L'étude de l'Unité d'enseignement clinique Canadienne: prévenir les événements iatrogéniques associés

 

Todd Lee

Centre universitaire de santé McGill [CUSM]

 

Domaine :  services de santé

Programme chercheurs-boursiers-cliniciens  - Junior 1

Concours 2017-2018

Patients who develop several medical conditions will often require an increasing number of medications
which are usually individually given to improve health are reduce the chance of disease. However, as the
number of medications a patient takes increases, so too does the chance that patients will suffer side effects
and adverse drug events.
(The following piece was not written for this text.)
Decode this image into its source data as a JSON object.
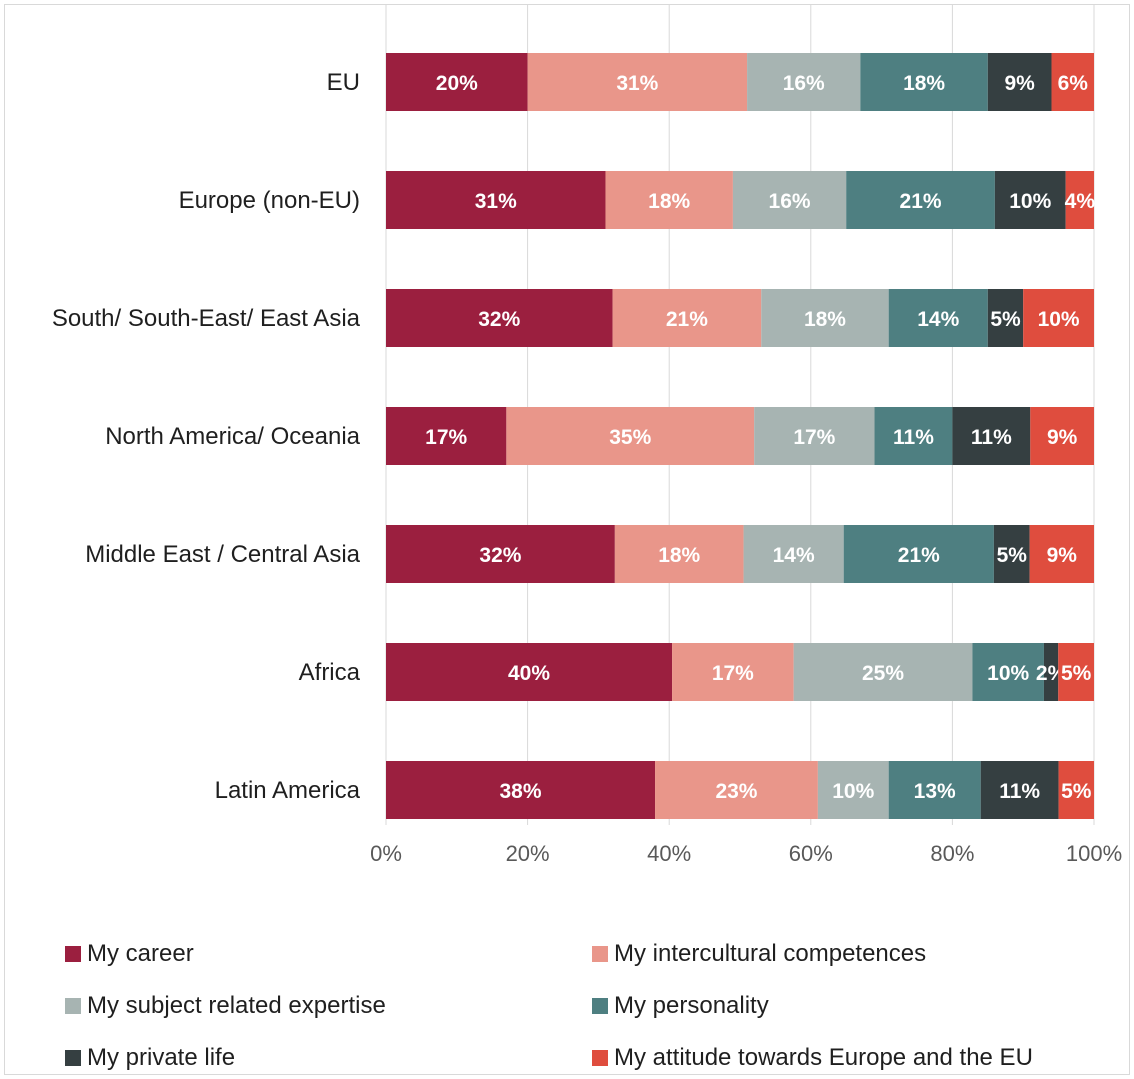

Patients who frequently take more than 5 or 10 daily medications, such as the
elderly, are particularly at risk of such outcomes. In fact, nearly 27,000 Canadian seniors are admitted to
hospital each year as a result of an adverse drug event at a cost estimated to exceed 35 million dollars.

The key to preventing these events is to try to avoid the use of medications which have little benefit
but subject the patient to the risks of adverse event. One way to do this is to evaluate the patient as a
whole looking at their entire medical history, their goals of care and preferences, their ability to adhere to
medications, and their entire list of medications. Then, using defined criteria, one can identify specific drugs
which for that patient are now likely to be inappropriate. Together, the doctor and patient can then decide to stop medications which are unlikely to be of benefit or too likely to lead to harm. This process is called
deprescription.

Using hospitalization as the key opportunity to evaluate at the patient as a whole, my proposed research will
help to identify those at high risk of developing adverse drug events and then aid doctors in facilitating safe
and controlled deprescription of potentially inappropriate medications. This should lead to improvements in
patient quality of life, a reduction in adverse drug events, and overall reductions in healthcare costs.